Figures & data
Figure 1. Inhibition of a subfamily of PKC enzymes by violacein. (a) Classical-type recombinant PKCs (α, βI, βII and γ, 7.5 ng of each) were assayed at 30°C for 10 min. Phosphorylations in the absence of violacein were 0.63 (PKCα), 0.34 (PKCβI), 0.76 (PKCβII) and 0.38 (PKCγ) nmol Pi, respectively. (b) Novel and atypical recombinant PKCs (δ, ε, θ, η and ζ, 6.6 ng of each) were assayed at 30°C for 10 min. Phosphorylations in the absence of violacein were 0.023 (PKCδ), 0.13 (PKCε), 0.020 (PKCη), 0.095 (PKCθ) and 0.13 (PKCζ) nmol Pi, respectively.

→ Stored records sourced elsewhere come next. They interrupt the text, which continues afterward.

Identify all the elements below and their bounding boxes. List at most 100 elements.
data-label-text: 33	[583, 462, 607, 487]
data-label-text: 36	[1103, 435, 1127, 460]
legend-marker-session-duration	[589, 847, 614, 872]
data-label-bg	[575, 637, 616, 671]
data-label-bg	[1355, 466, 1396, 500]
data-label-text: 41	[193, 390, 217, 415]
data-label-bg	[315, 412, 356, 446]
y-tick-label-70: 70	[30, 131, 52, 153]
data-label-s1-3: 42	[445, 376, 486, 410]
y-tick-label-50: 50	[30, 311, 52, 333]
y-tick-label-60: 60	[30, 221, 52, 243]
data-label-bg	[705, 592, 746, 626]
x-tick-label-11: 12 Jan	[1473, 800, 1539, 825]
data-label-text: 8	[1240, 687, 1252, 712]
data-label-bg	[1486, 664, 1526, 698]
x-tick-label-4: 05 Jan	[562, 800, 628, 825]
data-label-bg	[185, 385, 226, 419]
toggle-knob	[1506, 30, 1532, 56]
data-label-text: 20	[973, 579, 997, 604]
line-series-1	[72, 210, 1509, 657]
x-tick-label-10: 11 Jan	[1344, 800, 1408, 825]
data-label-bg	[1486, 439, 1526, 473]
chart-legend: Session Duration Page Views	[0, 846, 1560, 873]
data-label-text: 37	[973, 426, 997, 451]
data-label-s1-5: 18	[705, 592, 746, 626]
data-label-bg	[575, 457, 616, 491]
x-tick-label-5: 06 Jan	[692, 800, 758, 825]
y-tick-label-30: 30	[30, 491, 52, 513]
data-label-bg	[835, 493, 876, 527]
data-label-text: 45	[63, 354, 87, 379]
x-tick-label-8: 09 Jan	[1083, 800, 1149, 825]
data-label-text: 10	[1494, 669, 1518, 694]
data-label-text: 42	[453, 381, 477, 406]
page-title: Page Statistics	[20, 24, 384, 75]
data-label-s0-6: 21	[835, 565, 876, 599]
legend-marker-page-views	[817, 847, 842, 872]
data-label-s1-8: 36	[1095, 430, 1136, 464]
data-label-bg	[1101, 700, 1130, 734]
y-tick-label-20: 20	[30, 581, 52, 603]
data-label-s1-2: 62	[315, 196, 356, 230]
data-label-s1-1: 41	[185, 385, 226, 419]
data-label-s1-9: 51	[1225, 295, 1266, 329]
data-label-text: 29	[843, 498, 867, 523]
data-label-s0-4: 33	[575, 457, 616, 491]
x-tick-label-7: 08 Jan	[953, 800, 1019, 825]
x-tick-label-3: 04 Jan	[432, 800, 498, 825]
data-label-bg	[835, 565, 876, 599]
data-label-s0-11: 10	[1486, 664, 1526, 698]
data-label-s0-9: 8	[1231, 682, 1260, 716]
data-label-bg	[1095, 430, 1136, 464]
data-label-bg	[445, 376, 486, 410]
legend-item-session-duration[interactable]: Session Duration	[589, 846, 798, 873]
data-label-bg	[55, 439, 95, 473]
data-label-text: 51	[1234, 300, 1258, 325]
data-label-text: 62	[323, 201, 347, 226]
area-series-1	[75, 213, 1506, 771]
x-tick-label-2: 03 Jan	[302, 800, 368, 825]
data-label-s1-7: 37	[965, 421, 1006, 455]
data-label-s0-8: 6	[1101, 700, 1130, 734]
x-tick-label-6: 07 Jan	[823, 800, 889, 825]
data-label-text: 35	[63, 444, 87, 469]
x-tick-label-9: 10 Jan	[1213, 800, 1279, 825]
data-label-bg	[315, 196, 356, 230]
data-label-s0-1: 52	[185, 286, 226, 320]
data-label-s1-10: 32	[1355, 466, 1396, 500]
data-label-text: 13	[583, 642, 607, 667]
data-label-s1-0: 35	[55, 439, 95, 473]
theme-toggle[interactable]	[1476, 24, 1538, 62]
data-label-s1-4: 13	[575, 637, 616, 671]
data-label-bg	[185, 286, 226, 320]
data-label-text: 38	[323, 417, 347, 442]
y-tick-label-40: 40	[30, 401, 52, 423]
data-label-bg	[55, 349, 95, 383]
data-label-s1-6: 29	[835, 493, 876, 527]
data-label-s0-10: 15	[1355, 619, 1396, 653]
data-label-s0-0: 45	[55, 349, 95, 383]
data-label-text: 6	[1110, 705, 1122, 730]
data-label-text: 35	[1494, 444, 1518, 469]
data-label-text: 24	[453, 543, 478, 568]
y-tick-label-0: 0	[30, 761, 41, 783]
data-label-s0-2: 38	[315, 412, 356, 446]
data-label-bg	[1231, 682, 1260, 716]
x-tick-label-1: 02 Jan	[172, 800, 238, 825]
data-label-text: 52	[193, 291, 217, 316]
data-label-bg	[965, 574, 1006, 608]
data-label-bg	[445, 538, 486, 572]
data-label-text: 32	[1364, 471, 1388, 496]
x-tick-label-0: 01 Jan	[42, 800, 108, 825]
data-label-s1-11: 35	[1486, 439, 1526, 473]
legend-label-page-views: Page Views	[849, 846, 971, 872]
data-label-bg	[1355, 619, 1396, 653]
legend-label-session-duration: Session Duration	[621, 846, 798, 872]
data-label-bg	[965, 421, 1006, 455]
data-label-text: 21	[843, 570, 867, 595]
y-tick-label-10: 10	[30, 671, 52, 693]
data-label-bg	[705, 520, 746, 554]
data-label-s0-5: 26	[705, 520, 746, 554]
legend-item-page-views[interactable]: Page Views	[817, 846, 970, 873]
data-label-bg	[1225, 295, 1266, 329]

Figure 2. Inhibition of the catalytic subunits of PKA and PKC by violacein. (a) Catalytic subunits of PKA (1 unit) and (b) PKC (2.1 ng) were assayed at 30°C for 10 and 20 min, respectively, in the presence of the indicated concentrations of violacein.
Figure 3. Enzyme kinetics of the PKA catalytic subunit. Eadie–Hofstee plot of kinetic experiments with PKA. PKA was assayed without violacein (closed square) and in the presence of 6-μM violacein (closed circle).
Figure 4. Effects of violacein on Src kinase and CaM kinase. Src kinase (20 ng) and CaM kinase (15 ng) were assayed at 30°C for 20 min. Phosphorylations in the absence of violacein were 0.047 (Src kinase) and 0.54 (CaM kinase) nmol Pi, respectively.